Make call per specification
response = rpc.request(0x01, command.encode())
return response

This architecture allows penetration testers to quickly implement new attack techniques as soon as Microsoft publishes updated protocol documentation, without waiting for reverse-engineering efforts.

What Undercode Say:

  • Key Takeaway 1: Titanis represents the maturation of offensive security tooling—moving from “hacky scripts that work most of the time” to professionally engineered implementations that prioritize correctness and maintainability.
  • Key Takeaway 2: The cross-platform nature of Titanis fundamentally changes red team operations. Teams can now maintain consistent tooling across operator workstations, whether they prefer Linux, macOS, or Windows, without sacrificing capability or requiring complex WSL setups.

The cybersecurity community is witnessing a pivotal shift. Impacket’s decade-long dominance was built on brilliant reverse engineering, but it carried technical debt from the Python 2 era and assumptions based on observed behavior rather than documented standards. Titanis, by building directly from protocol specifications, offers a cleaner, more reliable foundation for the next generation of offensive operations.

Defenders must adapt. The signature-based detections that caught malformed Impacket packets will miss Titanis entirely. Instead, blue teams must focus on protocol-agnostic detection—monitoring for DCSync operations, abnormal service creations, and authentication patterns regardless of the tool used to generate them. This raises the bar for both sides, forcing a deeper understanding of the underlying protocols rather than reliance on tool-specific indicators.

Prediction:

Within 12 months, Titanis will become the standard for professional red team operations, particularly in regulated industries requiring tool validation and auditability.
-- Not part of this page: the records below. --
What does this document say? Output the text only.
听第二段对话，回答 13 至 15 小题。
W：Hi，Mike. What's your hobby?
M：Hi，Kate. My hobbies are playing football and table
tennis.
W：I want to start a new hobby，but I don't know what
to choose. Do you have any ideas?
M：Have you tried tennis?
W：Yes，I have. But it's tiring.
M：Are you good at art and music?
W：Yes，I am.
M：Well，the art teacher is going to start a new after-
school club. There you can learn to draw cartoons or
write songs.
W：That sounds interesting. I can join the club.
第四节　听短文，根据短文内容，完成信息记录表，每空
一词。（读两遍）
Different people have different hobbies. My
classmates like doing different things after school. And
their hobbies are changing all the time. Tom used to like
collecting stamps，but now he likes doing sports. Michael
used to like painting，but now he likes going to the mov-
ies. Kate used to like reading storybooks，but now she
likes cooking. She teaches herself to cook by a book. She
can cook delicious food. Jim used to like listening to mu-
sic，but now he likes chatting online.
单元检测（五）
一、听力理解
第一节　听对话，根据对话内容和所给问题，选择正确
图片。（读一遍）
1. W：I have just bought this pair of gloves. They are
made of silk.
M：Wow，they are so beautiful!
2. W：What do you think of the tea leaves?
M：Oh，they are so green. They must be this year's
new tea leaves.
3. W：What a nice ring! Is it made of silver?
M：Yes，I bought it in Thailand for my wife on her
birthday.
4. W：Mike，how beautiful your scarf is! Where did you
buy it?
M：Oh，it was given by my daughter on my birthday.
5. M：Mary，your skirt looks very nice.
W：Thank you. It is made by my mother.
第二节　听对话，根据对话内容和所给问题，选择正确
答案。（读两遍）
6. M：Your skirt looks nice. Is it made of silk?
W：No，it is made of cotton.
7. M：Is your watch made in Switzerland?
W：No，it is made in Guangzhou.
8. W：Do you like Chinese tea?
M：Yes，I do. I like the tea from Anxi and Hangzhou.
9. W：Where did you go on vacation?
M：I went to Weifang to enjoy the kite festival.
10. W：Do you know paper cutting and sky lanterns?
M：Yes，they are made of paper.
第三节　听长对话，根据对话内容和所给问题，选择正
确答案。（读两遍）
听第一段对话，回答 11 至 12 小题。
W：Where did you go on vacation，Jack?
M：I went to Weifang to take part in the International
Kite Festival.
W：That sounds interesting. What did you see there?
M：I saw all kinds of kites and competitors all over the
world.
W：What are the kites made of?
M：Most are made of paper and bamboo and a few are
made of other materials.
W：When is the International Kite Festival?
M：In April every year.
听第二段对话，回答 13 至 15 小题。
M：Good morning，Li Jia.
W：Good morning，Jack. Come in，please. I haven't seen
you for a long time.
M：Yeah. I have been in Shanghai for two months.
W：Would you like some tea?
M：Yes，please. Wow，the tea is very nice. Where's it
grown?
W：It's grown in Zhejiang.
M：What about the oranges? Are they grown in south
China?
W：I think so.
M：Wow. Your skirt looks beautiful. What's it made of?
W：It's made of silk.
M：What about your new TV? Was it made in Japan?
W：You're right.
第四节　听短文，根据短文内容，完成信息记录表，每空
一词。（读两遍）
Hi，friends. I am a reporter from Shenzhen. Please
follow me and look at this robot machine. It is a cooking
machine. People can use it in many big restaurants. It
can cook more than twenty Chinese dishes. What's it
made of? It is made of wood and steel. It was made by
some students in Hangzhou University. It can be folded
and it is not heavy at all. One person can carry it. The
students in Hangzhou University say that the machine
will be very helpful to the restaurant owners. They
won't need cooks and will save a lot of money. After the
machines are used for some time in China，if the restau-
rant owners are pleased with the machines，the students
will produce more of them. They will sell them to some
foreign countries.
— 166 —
Impacket will remain relevant for legacy engagements and CTFs, but enterprise assessments will increasingly demand specification-compliant tools that can be justified in penetration testing reports. This shift will force EDR vendors to fundamentally rethink detection strategies, moving away from packet anomaly detection toward behavioral analytics that can’t be bypassed simply by fixing malformed headers. The arms race continues, but now on a higher, more sophisticated plane.